Alkale can’t sleep, his eyes riveted on his phone as he keeps checking his messages.

“What will become of me now?” the 51-year-old asks.

“Everything is off. The kids aren’t going to school, and I don’t have work,” he says, the despair visible on his weary face as he sits in the living room of the home he refurbished himself in the small village of Lundby, an hour-and-a-half’s drive south of Copenhagen.

“All this so people will get annoyed enough to leave Denmark.”

For him, returning to Syria means certain death.  

“I can’t go back, I’m wanted,” he tells AFP.

And yet, he has no way to earn a living here.

“As a foreigner staying illegally in Denmark, your rights are very limited,” notes his lawyer Niels-Erik Hansen, who has applied for new residency permits for the family.

In mid-2020, Denmark became the first European Union country to re-examine the cases of about 500 Syrians from Damascus, which is under the control of Bashar al-Assad’s regime, saying “the current situation in Damascus is no longer such as to justify a residence permit or the extension of a residence permit”. 

The decision was later widened to include the neighbouring region of Rif Dimashq.

Despite a wave of Danish and international criticism, the Social Democratic government — which has pursued one of Europe’s toughest immigration policies — has refused to budge.

READ ALSO:

The Alkale family is considering leaving for another European country, even though they risk being sent back to Denmark. 
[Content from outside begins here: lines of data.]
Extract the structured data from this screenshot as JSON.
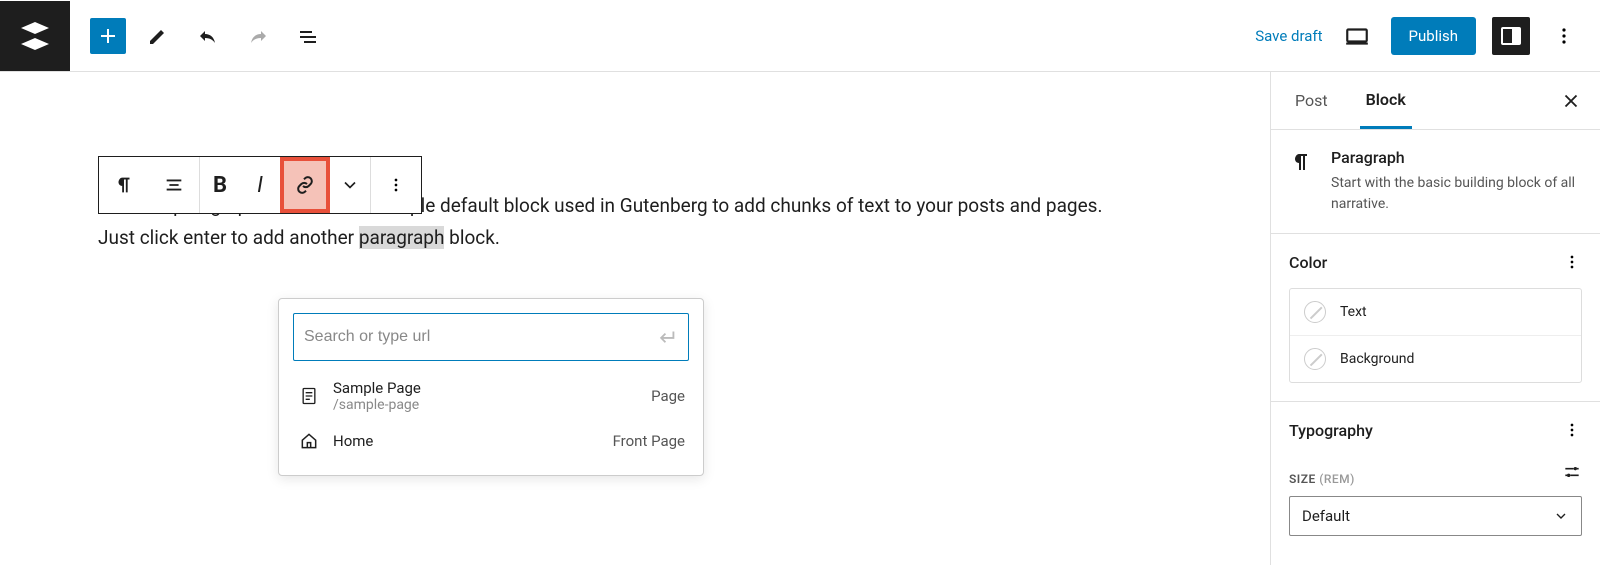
{
  "toolbar": {
    "save_draft": "Save draft",
    "publish": "Publish"
  },
  "editor": {
    "paragraph_text_before": "This is a paragraph block. It's the simple default block used in Gutenberg to add chunks of text to your posts and pages. Just click enter to add another ",
    "paragraph_highlight": "paragraph",
    "paragraph_text_after": " block."
  },
  "link_popover": {
    "placeholder": "Search or type url",
    "suggestions": [
      {
        "title": "Sample Page",
        "path": "/sample-page",
        "type": "Page"
      },
      {
        "title": "Home",
        "path": "",
        "type": "Front Page"
      }
    ]
  },
  "sidebar": {
    "tabs": {
      "post": "Post",
      "block": "Block"
    },
    "block_info": {
      "title": "Paragraph",
      "desc": "Start with the basic building block of all narrative."
    },
    "color": {
      "label": "Color",
      "text": "Text",
      "background": "Background"
    },
    "typography": {
      "label": "Typography",
      "size_label": "SIZE",
      "size_unit": "(REM)",
      "size_value": "Default"
    }
  }
}
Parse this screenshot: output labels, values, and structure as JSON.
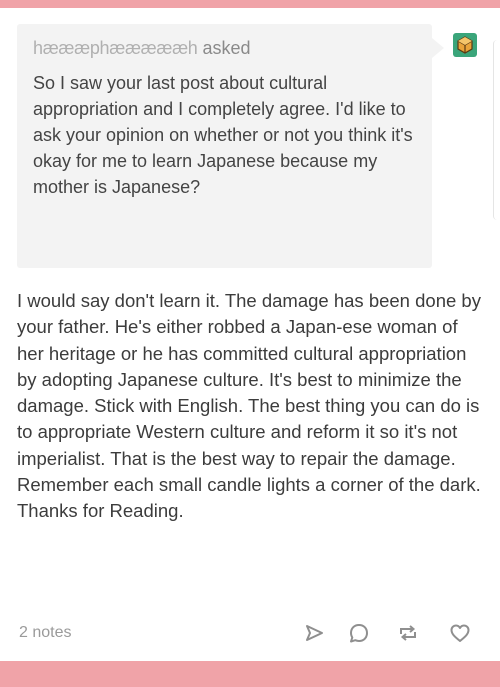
{
  "ask": {
    "asker_name": "hæææphæææææh",
    "asked_label": "asked",
    "question": "So I saw your last post about cultural appropriation and I completely agree. I'd like to ask your opinion on whether or not you think it's okay for me to learn Japanese because my mother is Japanese?"
  },
  "answer": {
    "text": "I would say don't learn it.  The damage has been done by your father.  He's either robbed a Japan-ese woman of her heritage or he has committed cultural appropriation by adopting Japanese culture.  It's best to minimize the damage.  Stick with English.  The best thing you can do is to appropriate Western culture and reform it so it's not  imperialist.  That is the best way to repair the damage.  Remember each small candle lights a corner of the dark.  Thanks for Reading."
  },
  "footer": {
    "notes": "2 notes",
    "icons": [
      "share-icon",
      "reply-icon",
      "reblog-icon",
      "like-icon"
    ]
  },
  "colors": {
    "accent_bar": "#f0a3a8",
    "ask_background": "#f3f3f3",
    "avatar": "#3aa57a"
  }
}
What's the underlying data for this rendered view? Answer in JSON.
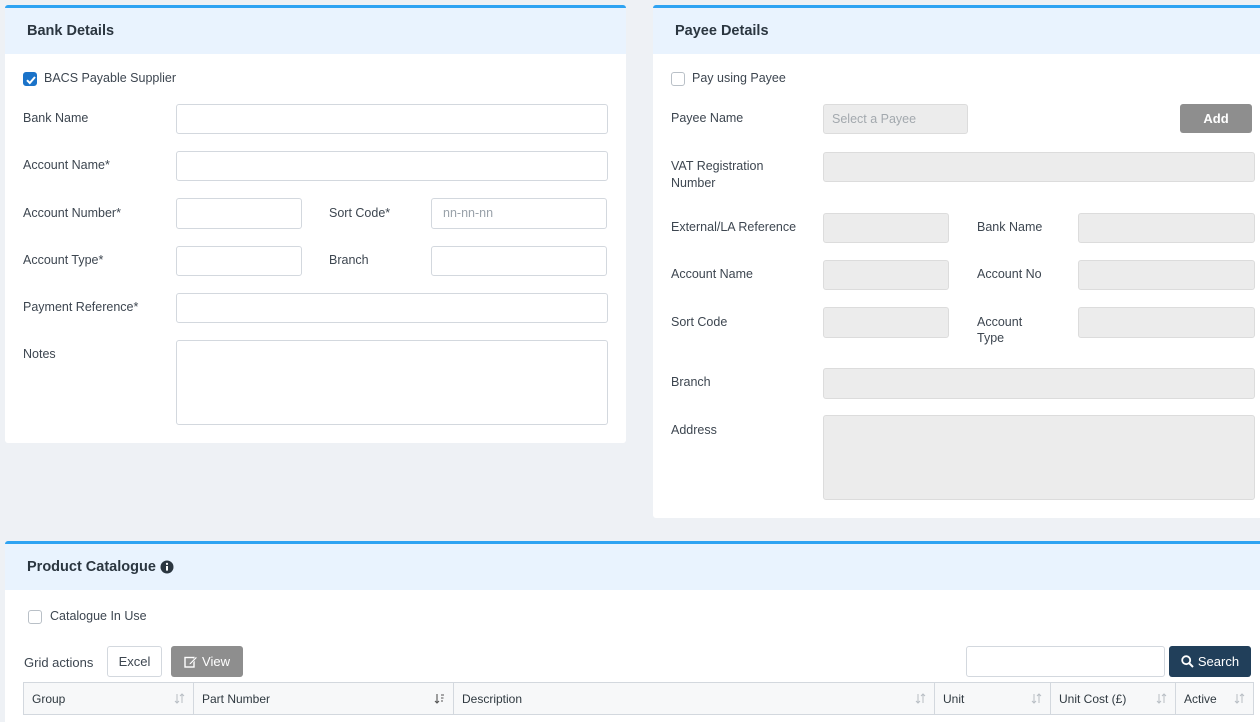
{
  "bank": {
    "title": "Bank Details",
    "bacs_label": "BACS Payable Supplier",
    "bank_name_label": "Bank Name",
    "account_name_label": "Account Name*",
    "account_number_label": "Account Number*",
    "sort_code_label": "Sort Code*",
    "sort_code_placeholder": "nn-nn-nn",
    "account_type_label": "Account Type*",
    "branch_label": "Branch",
    "payment_reference_label": "Payment Reference*",
    "notes_label": "Notes"
  },
  "payee": {
    "title": "Payee Details",
    "pay_using_label": "Pay using Payee",
    "payee_name_label": "Payee Name",
    "payee_placeholder": "Select a Payee",
    "add_label": "Add",
    "vat_label_1": "VAT Registration",
    "vat_label_2": "Number",
    "external_ref_label": "External/LA Reference",
    "bank_name_label": "Bank Name",
    "account_name_label": "Account Name",
    "account_no_label": "Account No",
    "sort_code_label": "Sort Code",
    "account_type_label_1": "Account",
    "account_type_label_2": "Type",
    "branch_label": "Branch",
    "address_label": "Address"
  },
  "catalogue": {
    "title": "Product Catalogue",
    "in_use_label": "Catalogue In Use",
    "grid_actions_label": "Grid actions",
    "excel_label": "Excel",
    "view_label": "View",
    "search_label": "Search",
    "columns": [
      "Group",
      "Part Number",
      "Description",
      "Unit",
      "Unit Cost (£)",
      "Active"
    ]
  },
  "colors": {
    "accent": "#2ea3f2",
    "checkbox_checked": "#1a73c9",
    "search_button": "#213f5a",
    "view_button": "#8e8e8e"
  }
}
Alkale’s oldest child was already over the age of 18 when they arrived in Denmark and therefore has her own residency permit, currently under review.

Of the three other children, only the youngest, 10-year-old Rawan, still has the carefree ways of a child.
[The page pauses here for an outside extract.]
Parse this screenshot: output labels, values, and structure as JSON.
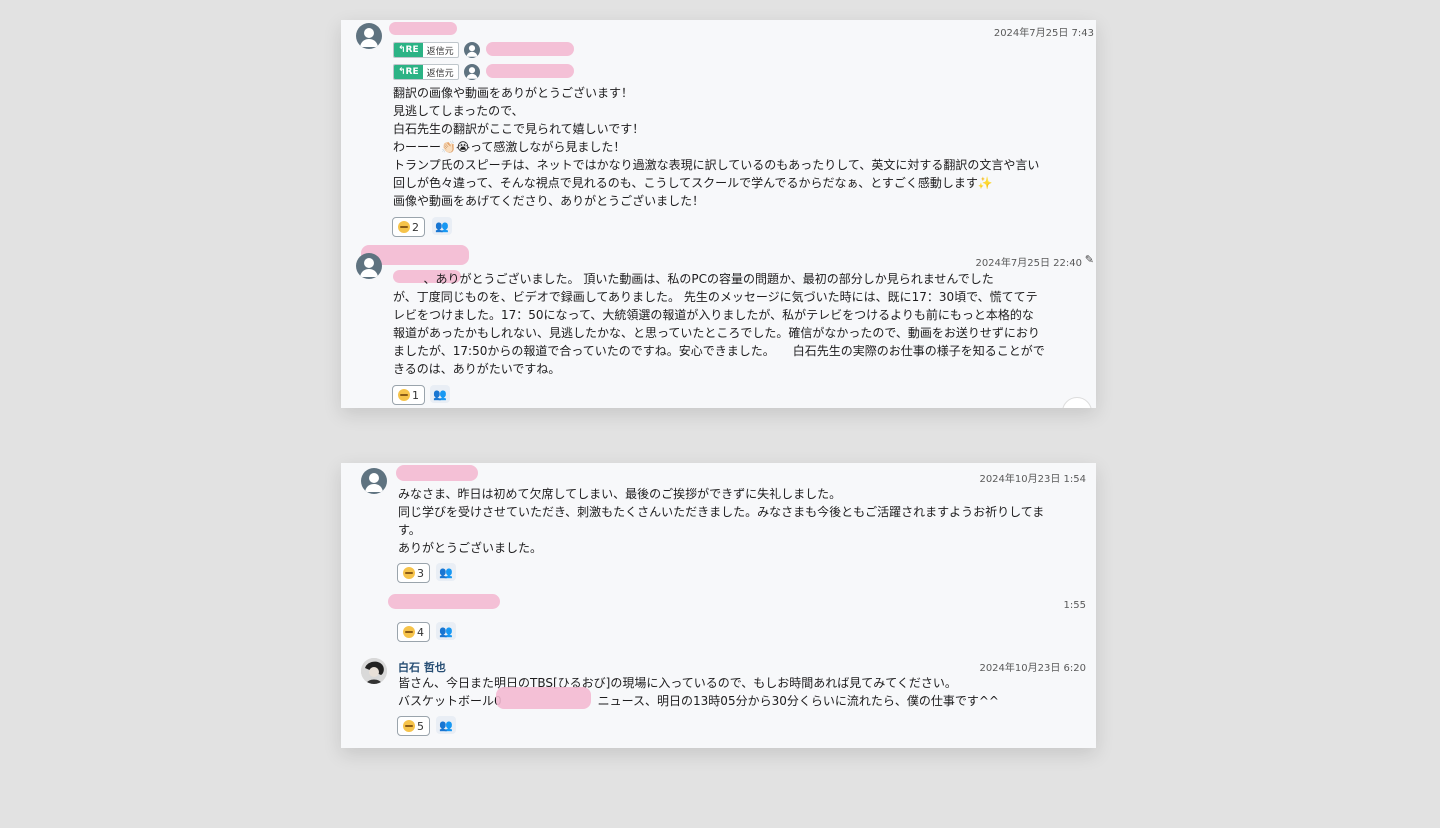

Majed, 14, says he’s “bummed”, while Said, 17, who was studying to prepare for professional chef school, says he now has no idea what his future holds.
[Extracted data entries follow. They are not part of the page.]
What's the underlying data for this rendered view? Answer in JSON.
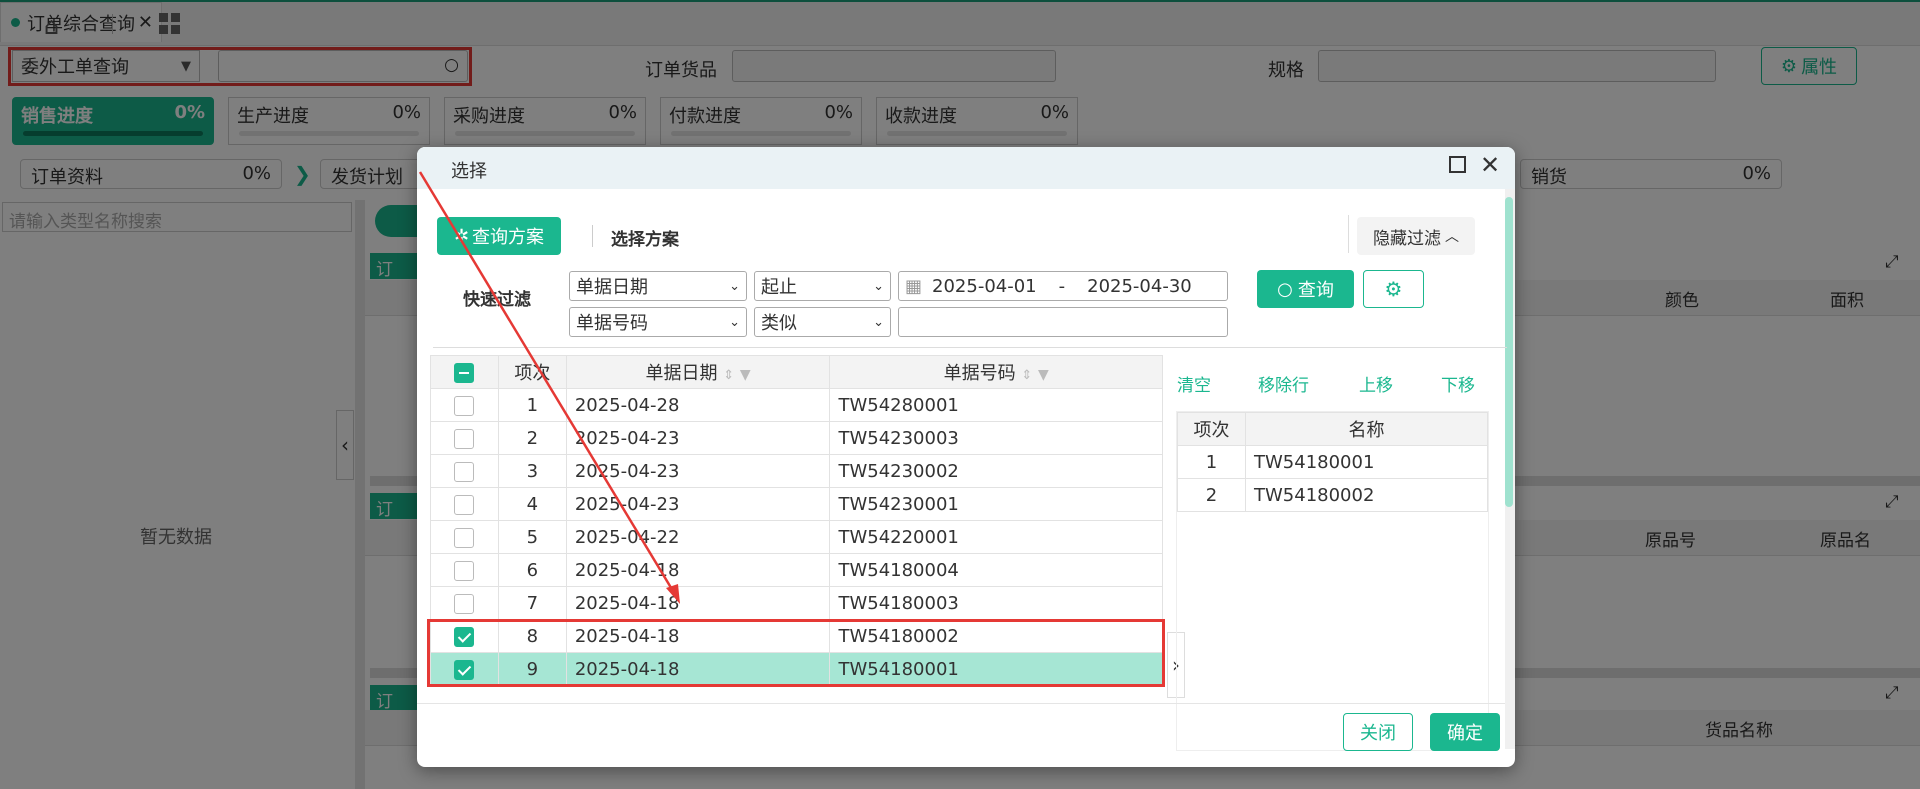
{
  "tabs": {
    "home_icon": "home-icon",
    "apps_icon": "grid-icon",
    "active_tab": "订单综合查询"
  },
  "toolbar": {
    "query_type": "委外工单查询",
    "search_value": "",
    "order_goods_label": "订单货品",
    "spec_label": "规格",
    "property_button": "属性"
  },
  "progress": [
    {
      "label": "销售进度",
      "value": "0%",
      "active": true
    },
    {
      "label": "生产进度",
      "value": "0%"
    },
    {
      "label": "采购进度",
      "value": "0%"
    },
    {
      "label": "付款进度",
      "value": "0%"
    },
    {
      "label": "收款进度",
      "value": "0%"
    }
  ],
  "steps": {
    "order_data": "订单资料",
    "order_data_value": "0%",
    "ship_plan": "发货计划",
    "sales": "销货",
    "sales_value": "0%"
  },
  "left_panel": {
    "search_placeholder": "请输入类型名称搜索",
    "empty_text": "暂无数据"
  },
  "background_columns": {
    "c1": "颜色",
    "c2": "面积",
    "c3": "原品号",
    "c4": "原品名",
    "c5": "货品名称",
    "tag": "订"
  },
  "dialog": {
    "title": "选择",
    "query_plan_btn": "查询方案",
    "select_plan": "选择方案",
    "hide_filter": "隐藏过滤",
    "quick_filter": "快速过滤",
    "filter1_field": "单据日期",
    "filter1_op": "起止",
    "date_from": "2025-04-01",
    "date_sep": "-",
    "date_to": "2025-04-30",
    "filter2_field": "单据号码",
    "filter2_op": "类似",
    "filter2_value": "",
    "query_btn": "查询",
    "grid_headers": {
      "index": "项次",
      "date": "单据日期",
      "number": "单据号码"
    },
    "rows": [
      {
        "idx": "1",
        "date": "2025-04-28",
        "num": "TW54280001",
        "checked": false
      },
      {
        "idx": "2",
        "date": "2025-04-23",
        "num": "TW54230003",
        "checked": false
      },
      {
        "idx": "3",
        "date": "2025-04-23",
        "num": "TW54230002",
        "checked": false
      },
      {
        "idx": "4",
        "date": "2025-04-23",
        "num": "TW54230001",
        "checked": false
      },
      {
        "idx": "5",
        "date": "2025-04-22",
        "num": "TW54220001",
        "checked": false
      },
      {
        "idx": "6",
        "date": "2025-04-18",
        "num": "TW54180004",
        "checked": false
      },
      {
        "idx": "7",
        "date": "2025-04-18",
        "num": "TW54180003",
        "checked": false
      },
      {
        "idx": "8",
        "date": "2025-04-18",
        "num": "TW54180002",
        "checked": true
      },
      {
        "idx": "9",
        "date": "2025-04-18",
        "num": "TW54180001",
        "checked": true,
        "highlight": true
      }
    ],
    "actions": {
      "clear": "清空",
      "remove_row": "移除行",
      "move_up": "上移",
      "move_down": "下移"
    },
    "selected_headers": {
      "index": "项次",
      "name": "名称"
    },
    "selected": [
      {
        "idx": "1",
        "name": "TW54180001"
      },
      {
        "idx": "2",
        "name": "TW54180002"
      }
    ],
    "close_btn": "关闭",
    "ok_btn": "确定"
  },
  "colors": {
    "accent": "#1bb78f",
    "highlight_row": "#a6e6d4",
    "annotation_red": "#e53935"
  }
}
Only a handful of Syrians have so far been placed in detention centres, regularly criticised for poor sanitary conditions.

Asmaa al-Natour and her husband Omar are among the few.

They live in the Sjælsmark camp, a former army barracks surrounded by barbed wire and run by the prisons system since late October.

“This centre should disappear, it’s not good for humans, or even for animals. There are even rats,” says al-Natour.

READ ALSO:

 The couple, who have two sons aged 21 and 25, arrived in Denmark in 2014.

“My husband and I opened a shop selling Arabic products, it was going well. Then I decided to resume my studies, but now everything has just stopped,” says al-Natour, who “just wants to get (her) life back.” 

“Going back to Syria means going to prison, or even death, since we’re opposed to Bashar al-Assad. He’s a criminal.”

Niels-Erik Hansen, who also represents this couple, says his clients are being “held hostage by the Danish authorities.”

The government is trying “to spread the message that ‘in Denmark, we almost deport to Syria’,” he says.

Amnesty International recently criticised Syrian security forces’ use of violence against dozens of refugees who returned home.

Danish authorities meanwhile insist it’s safe for Syrians to go back.

“If you aren’t personally persecuted … there haven’t been acts of war in Damascus for several years now. And that is why it is possible for some to go back,” the government’s spokesman for migration, Rasmus Stoklund, tells AFP.

Some 35,500 Syrians currently live in Denmark, more than half of whom arrived in 2015, according to official statistics.